In 1953 Roethke married one of his former Bennington students, Beatrice O'Connell, in celebration of whose beauty he produced a spate of love poems, including the wild and sportive one that begins, "I knew a woman, lovely in her bones." During the weekend visit after their wedding, when he was in a manic phase, he wrote for me in longhand an account of himself that I still cherish. One passage reads:

I have tried to transmute and purify my 'life,' the sense of being defiled by it, in both small and formal and somewhat blunt short poems and latterly, in longer poems which try in their rhythm to catch the very movement of the mind itself, to trace the spiritual history of a protagonist (not 'I,' personally), of all haunted and harried men; to make in this series (now probably finished) a true and not arbitrary order which will permit many ranges of feelings, including humor.


Roethke's humor was no gentle, prattling thing. After all, one does not go to the axe to learn about politeness. He found his own ribaldry side-splitting and was convinced that nobody since Edward Lear had composed such hilarious rhymes for children.

It was during the wedding visit that he proposed to demonstrate his comic genius by entertaining my three-year-old daughter with a recitation of his nonsense verse. His first selection was a quatrain entitled "The Cow." Dancing around her, thumping out the beat, illustrating the action with appropriate gestures, he roared the lines:

There Once was a Cow with a Double Udder.
When I think of it now, I just have to Shudder!
She was too much for One, you can bet your Life:
She had to be Milked by a Man and His Wife.


The result might have been anticipated. Gretchen burst into tears and tried to hide under the sofa—an episode that made its way, years later, into one of my poems, "Journal for My Daughter."

There was a big blond uncle-bear,
wounded, smoke-eyed, wild,
who shambled from the west
with his bags full of havoc.
He spoke the bears' grunt-language,
waving his paws
and rocking on his legs.
Both of us were drunk,
slapping each other on the back,
sweaty with genius.
He spouted his nonsense-rhymes,
roaring like a behemoth.
You crawled under the sofa.

He found it possible, increasingly, to incorporate a wild sort of laughter into his flights. "In spite of all the muck and welter, the dark, the dreck of these poems, I count myself among the happy poets," he would say, knowing that the laughter and the fierceness and the terror were indivisible. In "this matter of making noise that rhymes" —his phrase—he dared to seek a combination of vulgarity and nobility, and he put his stamp on the mixture.

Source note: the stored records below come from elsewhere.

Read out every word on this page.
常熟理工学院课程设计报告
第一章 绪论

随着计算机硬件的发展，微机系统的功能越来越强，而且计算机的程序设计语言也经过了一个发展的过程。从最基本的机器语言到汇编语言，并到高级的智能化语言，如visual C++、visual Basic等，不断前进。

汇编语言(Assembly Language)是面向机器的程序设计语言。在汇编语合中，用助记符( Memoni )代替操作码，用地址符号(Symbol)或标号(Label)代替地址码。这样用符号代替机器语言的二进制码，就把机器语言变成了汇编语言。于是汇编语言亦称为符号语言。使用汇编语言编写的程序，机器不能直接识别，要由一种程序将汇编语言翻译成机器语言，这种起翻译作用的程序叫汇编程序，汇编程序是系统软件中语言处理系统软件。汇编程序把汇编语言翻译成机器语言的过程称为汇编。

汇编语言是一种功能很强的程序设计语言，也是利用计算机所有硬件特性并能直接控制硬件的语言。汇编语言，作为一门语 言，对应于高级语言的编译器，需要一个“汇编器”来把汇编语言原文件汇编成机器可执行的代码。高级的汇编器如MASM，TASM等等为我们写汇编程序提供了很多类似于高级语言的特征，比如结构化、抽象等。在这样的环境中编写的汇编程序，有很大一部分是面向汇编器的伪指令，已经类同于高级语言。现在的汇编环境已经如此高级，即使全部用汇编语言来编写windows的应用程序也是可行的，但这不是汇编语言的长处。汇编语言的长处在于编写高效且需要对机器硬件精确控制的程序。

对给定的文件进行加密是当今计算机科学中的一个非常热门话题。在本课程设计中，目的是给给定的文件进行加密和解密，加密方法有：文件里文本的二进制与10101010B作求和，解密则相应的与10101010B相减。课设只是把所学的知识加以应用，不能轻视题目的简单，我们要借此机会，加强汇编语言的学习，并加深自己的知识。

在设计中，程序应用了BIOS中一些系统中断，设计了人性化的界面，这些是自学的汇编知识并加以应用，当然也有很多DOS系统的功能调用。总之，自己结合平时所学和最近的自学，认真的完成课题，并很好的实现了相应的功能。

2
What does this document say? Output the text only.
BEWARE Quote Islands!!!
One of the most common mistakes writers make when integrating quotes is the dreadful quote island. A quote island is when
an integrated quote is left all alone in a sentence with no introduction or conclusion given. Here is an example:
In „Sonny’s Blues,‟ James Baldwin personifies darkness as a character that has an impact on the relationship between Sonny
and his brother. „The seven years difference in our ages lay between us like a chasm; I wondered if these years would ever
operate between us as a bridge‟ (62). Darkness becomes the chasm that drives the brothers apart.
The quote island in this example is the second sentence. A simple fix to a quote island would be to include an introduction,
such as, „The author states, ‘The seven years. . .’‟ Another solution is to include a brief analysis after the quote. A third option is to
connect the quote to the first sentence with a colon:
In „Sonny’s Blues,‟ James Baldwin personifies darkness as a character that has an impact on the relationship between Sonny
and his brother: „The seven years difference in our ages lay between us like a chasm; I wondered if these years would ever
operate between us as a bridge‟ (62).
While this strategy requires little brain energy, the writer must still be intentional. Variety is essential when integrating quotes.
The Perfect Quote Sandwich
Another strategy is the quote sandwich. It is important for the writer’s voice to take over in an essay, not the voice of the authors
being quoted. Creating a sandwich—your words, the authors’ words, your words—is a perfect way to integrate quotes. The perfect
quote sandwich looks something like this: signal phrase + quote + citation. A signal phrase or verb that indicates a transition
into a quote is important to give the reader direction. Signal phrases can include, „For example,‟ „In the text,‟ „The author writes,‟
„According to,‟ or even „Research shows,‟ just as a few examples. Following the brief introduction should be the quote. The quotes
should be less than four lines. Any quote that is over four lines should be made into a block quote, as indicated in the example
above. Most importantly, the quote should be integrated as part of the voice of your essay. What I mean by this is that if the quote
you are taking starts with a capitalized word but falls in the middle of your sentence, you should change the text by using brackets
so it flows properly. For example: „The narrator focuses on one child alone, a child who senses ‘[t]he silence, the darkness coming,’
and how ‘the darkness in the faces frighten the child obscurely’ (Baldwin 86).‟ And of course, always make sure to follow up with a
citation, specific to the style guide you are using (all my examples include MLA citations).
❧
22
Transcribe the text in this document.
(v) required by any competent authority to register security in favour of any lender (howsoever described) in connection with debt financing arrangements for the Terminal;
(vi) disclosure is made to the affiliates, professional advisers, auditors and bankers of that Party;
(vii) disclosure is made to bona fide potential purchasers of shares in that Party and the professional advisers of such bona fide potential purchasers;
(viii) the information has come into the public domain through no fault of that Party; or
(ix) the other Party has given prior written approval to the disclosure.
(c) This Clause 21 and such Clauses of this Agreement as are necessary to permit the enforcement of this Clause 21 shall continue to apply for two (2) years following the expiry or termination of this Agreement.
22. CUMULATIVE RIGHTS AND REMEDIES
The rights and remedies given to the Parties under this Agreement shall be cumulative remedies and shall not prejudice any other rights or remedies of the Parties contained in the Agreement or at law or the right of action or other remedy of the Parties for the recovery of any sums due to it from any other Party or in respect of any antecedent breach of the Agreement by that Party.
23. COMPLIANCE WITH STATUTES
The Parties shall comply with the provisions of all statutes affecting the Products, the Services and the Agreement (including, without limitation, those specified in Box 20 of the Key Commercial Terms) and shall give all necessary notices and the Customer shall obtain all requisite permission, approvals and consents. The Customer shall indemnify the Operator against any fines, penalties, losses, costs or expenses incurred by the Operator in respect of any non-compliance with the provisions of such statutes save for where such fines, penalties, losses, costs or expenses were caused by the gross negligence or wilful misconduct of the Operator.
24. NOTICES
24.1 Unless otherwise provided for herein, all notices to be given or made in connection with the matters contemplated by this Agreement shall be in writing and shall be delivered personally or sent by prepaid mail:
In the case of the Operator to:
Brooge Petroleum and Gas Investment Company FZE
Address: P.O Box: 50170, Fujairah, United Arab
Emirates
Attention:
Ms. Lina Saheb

In the spring of 1960, three years before his death, Roethke gave his last reading in New York at the YMHA Poetry Center, where I introduced him. He had a high fever, and backstage he was jittery, sweating copiously as he guzzled champagne—"bubbly," he called it. On stage, for the first portion of his program he clowned and hammed incorrigibly, weaving, gyrating, dancing, shrugging his shoulders, muttering to himself intermittently, and now and then making curiously flipper-like or foetal gestures with his hands. But gradually, as the evening wore on, he settled into a straight dramatic style that was enormously effective and moving. When he came to his new "mad" sequence, headed by the poem that begins, "In a dark time the eye begins to see," his voice rang out with such an overwhelming roll of noble anguish that many in the audience wept.

As we filed out of the hall, a friend remarked on Roethke's strange affinity to that other lost and violent spirit, Jackson Pollock.

"How true!" I thought. And I heard myself repeating a tender and rather enigmatic phrase that the painter Franz Kline had suggested for Pollock's epitaph: "He divined himself."